Painter grew up in the valley two miles from the farm. As a seven-year-old, he used to ride his bicycle through an orchard on the other side of Stow. It was a huge, wide-open 300 acres on big hills. He was devastated when the owner decided to sell it because he hated the apple business. Forty years later, what once was a wide orchard is now a subdivision of houses. 

“When I got older and I was looking at my orchard, I thought what I really want to do is to keep it as an orchard and not just a farm,” said Painter. And that’s just what he and his wife did.

The orchard is like a member of his family. He respects it, observing every single phase it goes through during the seasons.

On the coldest day of the year, when there’s deep snow, Painter usually goes out in the orchard. He stares and contemplates it.  Everything is in silence and sleepiness. The trees are just small and tiny sticks, they seem so fragile. Time has stopped. 

“I’ve often thought, how it would be so kind as to have a time-lapse photo of one tree, from that deep winter all the way through,” he says. 

Then the circle of life starts over. In spring, Painter and his farmers prune the trees and cheer in seeing how they made it another year. 

Planting is Painter’s favorite part. It’s like nursing a baby. The trees are so tiny that they need all the care to grow big and strong. 

“I feel this very protective instinct when they’re here. I spend extra time in the orchard just going around,” he says. 

They have to move quickly to put the seedlings in the ground and water them. They remove all the weeds they have around the trunk and on the grass. It’s a nurturing process.

They watch the trees go from just completely barren to the buds that start to swell up when the weather warms. Then, like a miracle, they crack open and flower, their scents gathering around all the bees ready to pollinate them. 

“Nature just wants to reproduce and thrive. And the trees just want to put on the pause, drop seeds and grow new trees. Every time I see it, I still find it to be a really magical experience.” 

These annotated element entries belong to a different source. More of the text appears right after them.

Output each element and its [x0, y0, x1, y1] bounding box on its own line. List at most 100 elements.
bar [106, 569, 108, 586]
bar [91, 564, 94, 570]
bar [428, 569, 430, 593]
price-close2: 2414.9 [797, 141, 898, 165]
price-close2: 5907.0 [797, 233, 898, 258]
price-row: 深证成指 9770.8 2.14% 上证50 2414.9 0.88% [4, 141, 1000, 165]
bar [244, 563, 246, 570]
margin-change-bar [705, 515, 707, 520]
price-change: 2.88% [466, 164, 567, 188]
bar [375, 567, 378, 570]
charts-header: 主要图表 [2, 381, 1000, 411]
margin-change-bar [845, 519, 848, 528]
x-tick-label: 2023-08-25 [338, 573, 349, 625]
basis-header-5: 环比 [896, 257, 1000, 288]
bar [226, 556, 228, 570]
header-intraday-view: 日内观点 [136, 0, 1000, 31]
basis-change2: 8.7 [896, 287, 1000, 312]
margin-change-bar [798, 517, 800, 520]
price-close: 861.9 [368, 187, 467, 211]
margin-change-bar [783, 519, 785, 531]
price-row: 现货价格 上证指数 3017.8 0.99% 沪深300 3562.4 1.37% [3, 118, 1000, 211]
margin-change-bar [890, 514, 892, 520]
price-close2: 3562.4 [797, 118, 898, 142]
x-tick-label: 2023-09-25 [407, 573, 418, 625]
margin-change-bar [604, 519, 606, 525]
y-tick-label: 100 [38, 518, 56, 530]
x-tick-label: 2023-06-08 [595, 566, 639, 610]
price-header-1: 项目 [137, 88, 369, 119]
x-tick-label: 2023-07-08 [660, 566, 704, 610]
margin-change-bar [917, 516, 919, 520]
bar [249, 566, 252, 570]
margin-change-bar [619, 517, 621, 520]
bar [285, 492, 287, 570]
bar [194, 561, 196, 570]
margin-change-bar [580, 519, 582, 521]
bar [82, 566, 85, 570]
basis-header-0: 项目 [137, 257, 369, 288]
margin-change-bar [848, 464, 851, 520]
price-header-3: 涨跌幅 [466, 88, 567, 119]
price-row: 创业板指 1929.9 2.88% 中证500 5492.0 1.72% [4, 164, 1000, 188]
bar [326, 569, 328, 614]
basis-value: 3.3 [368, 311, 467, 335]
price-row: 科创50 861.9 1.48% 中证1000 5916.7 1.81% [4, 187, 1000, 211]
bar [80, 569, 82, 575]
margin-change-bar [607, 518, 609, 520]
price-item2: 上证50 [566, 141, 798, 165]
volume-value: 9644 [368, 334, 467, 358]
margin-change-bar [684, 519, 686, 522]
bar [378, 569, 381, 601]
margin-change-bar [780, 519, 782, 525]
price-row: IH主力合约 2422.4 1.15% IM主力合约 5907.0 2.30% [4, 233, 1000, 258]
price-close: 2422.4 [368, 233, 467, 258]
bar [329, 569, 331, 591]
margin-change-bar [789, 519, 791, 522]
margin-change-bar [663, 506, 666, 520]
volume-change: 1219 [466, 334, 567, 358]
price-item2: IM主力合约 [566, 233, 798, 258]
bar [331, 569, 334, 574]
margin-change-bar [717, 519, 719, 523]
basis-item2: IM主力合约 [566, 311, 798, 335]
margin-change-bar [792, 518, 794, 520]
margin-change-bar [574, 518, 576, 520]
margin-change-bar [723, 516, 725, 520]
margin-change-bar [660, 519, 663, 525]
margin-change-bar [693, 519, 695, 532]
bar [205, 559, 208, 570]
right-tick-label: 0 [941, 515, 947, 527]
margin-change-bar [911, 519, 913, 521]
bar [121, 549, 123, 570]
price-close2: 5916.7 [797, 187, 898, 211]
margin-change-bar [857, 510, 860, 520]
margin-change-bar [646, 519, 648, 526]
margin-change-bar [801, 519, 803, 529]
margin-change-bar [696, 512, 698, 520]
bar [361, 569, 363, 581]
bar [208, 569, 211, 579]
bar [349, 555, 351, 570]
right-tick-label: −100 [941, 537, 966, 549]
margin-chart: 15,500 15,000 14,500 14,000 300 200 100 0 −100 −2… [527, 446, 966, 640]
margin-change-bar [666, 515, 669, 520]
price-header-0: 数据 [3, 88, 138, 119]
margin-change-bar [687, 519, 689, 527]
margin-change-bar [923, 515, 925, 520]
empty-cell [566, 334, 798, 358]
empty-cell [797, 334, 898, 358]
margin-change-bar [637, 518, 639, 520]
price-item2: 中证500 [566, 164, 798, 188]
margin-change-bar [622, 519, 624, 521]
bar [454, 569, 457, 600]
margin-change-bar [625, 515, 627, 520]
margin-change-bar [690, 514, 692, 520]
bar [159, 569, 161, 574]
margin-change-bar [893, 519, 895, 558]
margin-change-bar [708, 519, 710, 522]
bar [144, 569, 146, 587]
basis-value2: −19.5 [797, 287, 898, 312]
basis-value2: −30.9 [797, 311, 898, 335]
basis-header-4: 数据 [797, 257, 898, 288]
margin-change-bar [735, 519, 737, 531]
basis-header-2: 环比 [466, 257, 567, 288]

Then the fruits arrive, colorful and shiny. Red, orange, pink, yellow, green. Eighty varieties of apples, as well as peaches and Asian pears, fill row after row of the orchard’s trees. The leaves of the branches almost hide them, waiting for the thousands of visitors that will visit the farm from mid-August till November.  

Apple picking is still an important tradition for the Painters and for many Massachusetts families. Shelburne is one of 85 farms all over the state offering the fall activity. Every year, yellow bright plastic bags are carried all over the orchard, overflowing in fruit. 

“It’s nice to have things that you do as a family, that everyone looks forward to,” Paul Hesterberg says. “Apple picking is one of those things.”

And for another year, Evelyn, atop her dad’s shoulders, conquers one apple after the other.